Daniel mulanya menyampaikan gugatan dari AMIN, yakni tindakan Presiden Jokowi yang menyetujui dan bahkan mendukung putranya menjadi calon wakil presiden merupakan pelanggaran. Mereka mendalilkan hal itu merujuk pada Ketetapan MPR No XI/MPR/1998 tentang Penyelengara Negara yang Bersih dan Bebas Korupsi, Kolusi, dan Nepotisme, Undang-Undang Nomor 28 Tahun 1999 tentang Penyelenggara Negara yang Bersih dan Bebas dari Korupsi, Kolusi dan Nepotisme (UU 28/1999); serta Pasal 282 UU Pemilu.

“Bahwa untuk membuktikan dalilnya Pihak Terkait (kubu 02) mengajukan alat bukti berupa keterangan ahli Edward Omar Sharief Hiariej,” kata Daniel dalam sidang di Gedung MK, Jakarta Pusat, Senin (22/4/2024).

Dia menjelaskan jika AMIN tak bisa menguraikan bukti lebih lanjut terkait itu. Dia mengatakan jabatan Wakil Presiden bukan ditunjuk, melainkan dipilih oleh masyarakat.

“Terlebih, jabatan wakil presiden yang dipersoalkan oleh Pemohon a quo adalah jabatan yang pengisiannya melalui pemilihan (elected position) dan bukan jabatan yang ditunjuk/diangkat secara langsung (directly appointed position),” ujar Daniel.
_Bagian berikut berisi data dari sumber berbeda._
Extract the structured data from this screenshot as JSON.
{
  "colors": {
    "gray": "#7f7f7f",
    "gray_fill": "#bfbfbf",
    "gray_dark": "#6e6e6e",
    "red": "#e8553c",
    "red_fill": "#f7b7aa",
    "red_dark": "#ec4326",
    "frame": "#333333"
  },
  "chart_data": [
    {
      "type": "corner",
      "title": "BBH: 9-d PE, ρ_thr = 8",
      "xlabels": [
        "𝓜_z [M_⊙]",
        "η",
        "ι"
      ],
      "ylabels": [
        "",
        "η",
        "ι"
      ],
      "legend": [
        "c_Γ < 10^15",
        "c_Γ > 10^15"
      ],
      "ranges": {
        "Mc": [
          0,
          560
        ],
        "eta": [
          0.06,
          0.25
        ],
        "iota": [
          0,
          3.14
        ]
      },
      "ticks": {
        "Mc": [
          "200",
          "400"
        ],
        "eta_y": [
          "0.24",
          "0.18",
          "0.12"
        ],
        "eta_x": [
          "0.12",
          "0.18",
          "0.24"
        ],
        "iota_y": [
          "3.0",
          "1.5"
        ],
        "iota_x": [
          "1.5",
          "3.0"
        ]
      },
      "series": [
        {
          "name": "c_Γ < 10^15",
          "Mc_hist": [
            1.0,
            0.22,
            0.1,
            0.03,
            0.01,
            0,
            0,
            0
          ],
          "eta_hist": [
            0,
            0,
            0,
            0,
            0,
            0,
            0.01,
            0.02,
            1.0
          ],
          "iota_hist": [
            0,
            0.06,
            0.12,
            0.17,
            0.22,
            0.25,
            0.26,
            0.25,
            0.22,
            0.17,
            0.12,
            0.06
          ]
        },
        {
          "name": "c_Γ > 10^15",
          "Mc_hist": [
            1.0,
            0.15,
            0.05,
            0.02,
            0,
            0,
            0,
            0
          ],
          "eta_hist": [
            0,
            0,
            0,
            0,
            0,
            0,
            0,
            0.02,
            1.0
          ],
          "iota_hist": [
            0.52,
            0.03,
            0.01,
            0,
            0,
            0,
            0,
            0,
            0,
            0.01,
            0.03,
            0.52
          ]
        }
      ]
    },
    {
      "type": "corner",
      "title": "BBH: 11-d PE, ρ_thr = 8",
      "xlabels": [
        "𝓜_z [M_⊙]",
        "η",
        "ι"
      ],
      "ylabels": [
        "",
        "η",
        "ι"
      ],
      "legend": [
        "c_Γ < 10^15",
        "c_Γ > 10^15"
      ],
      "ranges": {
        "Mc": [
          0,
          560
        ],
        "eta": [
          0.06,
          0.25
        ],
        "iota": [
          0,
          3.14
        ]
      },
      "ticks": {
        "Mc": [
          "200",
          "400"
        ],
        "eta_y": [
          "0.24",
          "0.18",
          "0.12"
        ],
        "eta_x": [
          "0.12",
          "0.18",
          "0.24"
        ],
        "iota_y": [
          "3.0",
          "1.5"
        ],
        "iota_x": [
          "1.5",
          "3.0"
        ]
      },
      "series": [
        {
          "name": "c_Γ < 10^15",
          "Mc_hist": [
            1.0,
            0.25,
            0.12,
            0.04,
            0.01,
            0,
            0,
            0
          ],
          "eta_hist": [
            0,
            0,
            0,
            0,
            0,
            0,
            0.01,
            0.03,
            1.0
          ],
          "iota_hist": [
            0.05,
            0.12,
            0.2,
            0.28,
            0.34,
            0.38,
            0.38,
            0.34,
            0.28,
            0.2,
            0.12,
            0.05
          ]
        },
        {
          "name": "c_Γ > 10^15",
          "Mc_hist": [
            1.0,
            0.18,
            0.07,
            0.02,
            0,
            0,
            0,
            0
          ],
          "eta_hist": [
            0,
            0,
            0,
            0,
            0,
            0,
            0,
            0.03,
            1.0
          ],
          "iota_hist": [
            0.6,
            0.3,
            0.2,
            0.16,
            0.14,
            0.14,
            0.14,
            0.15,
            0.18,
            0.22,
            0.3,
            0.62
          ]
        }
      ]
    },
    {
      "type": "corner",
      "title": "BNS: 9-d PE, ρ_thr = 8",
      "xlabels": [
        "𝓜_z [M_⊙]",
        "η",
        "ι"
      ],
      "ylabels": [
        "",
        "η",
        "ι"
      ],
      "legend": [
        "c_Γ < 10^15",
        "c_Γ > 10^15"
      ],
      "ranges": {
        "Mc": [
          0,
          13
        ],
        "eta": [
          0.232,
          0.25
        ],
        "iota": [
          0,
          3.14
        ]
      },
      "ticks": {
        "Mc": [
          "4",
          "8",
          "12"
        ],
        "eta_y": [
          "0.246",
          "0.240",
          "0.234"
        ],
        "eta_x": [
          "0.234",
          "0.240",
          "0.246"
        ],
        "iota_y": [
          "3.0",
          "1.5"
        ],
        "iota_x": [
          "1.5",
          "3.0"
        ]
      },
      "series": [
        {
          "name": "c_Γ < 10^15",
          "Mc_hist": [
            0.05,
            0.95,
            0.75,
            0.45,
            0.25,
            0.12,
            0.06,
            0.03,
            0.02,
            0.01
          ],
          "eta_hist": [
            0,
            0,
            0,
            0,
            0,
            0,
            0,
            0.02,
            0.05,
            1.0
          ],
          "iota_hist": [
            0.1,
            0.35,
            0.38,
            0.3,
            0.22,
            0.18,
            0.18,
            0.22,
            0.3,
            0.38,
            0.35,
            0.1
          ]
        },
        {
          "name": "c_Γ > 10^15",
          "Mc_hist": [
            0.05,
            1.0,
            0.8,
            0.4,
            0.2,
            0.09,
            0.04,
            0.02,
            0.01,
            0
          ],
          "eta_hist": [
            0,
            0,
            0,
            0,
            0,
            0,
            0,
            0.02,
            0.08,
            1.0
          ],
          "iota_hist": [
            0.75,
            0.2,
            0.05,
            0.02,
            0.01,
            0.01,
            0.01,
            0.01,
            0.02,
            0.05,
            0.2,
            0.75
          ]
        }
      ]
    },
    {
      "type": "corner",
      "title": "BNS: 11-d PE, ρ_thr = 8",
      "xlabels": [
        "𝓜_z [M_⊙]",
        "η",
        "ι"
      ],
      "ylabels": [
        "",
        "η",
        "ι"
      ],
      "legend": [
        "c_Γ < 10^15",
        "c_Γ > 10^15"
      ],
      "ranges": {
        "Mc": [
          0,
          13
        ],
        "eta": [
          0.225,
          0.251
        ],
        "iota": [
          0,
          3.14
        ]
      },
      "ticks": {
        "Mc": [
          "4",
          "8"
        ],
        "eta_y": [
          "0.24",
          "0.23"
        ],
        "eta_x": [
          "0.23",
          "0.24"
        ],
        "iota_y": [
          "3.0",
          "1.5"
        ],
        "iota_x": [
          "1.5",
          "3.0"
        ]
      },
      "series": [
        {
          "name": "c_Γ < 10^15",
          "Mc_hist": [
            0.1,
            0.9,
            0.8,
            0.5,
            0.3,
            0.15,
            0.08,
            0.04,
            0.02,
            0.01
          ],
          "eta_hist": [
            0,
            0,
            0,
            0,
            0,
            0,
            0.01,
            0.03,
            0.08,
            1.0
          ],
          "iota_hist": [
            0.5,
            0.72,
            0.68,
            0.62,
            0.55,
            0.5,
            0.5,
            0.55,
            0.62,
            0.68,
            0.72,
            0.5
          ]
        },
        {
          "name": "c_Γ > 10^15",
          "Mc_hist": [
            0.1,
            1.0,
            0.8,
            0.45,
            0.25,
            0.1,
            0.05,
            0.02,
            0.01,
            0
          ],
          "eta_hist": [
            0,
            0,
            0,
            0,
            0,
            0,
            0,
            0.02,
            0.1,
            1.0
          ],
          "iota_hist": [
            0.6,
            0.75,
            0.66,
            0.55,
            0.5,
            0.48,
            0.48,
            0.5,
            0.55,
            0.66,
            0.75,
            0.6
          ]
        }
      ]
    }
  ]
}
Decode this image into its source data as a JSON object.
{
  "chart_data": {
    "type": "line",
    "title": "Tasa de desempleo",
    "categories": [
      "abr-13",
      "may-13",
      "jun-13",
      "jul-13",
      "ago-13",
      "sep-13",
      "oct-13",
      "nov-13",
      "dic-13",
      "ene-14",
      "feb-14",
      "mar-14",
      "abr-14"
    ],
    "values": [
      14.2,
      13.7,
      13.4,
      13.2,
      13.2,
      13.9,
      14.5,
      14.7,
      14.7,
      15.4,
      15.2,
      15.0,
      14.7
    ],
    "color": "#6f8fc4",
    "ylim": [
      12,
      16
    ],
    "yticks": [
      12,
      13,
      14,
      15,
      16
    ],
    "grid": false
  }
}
“Adapun jabatan yang terkait dengan larangan nepotisme adalah jabatan yang pengisiannya dilakukan dengan cara ditunjuk/diangkat secara langsung. Artinya, jabatan yang diisi melalui pemilihan umum tidak dapat dikualifikasi sebagai bentuk nepotisme,” sambungnya.

Dengan demikian, Hakim MK mengatakan bahwa dalil terkait nepotisme yang dilayangkan oleh AMIN tak beralasan menurut hukum. Gugatan tersebut tak terbukti.

“Mahkamah berpendapat dalil Pemohon mengenai pelanggaran atas Ketetapan MPR Nomor XI/MPR/1998, UU 28/1999, dan Pasal 282 UU Pemilu adalah tidak beralasan menurut hukum,” imbuhnya.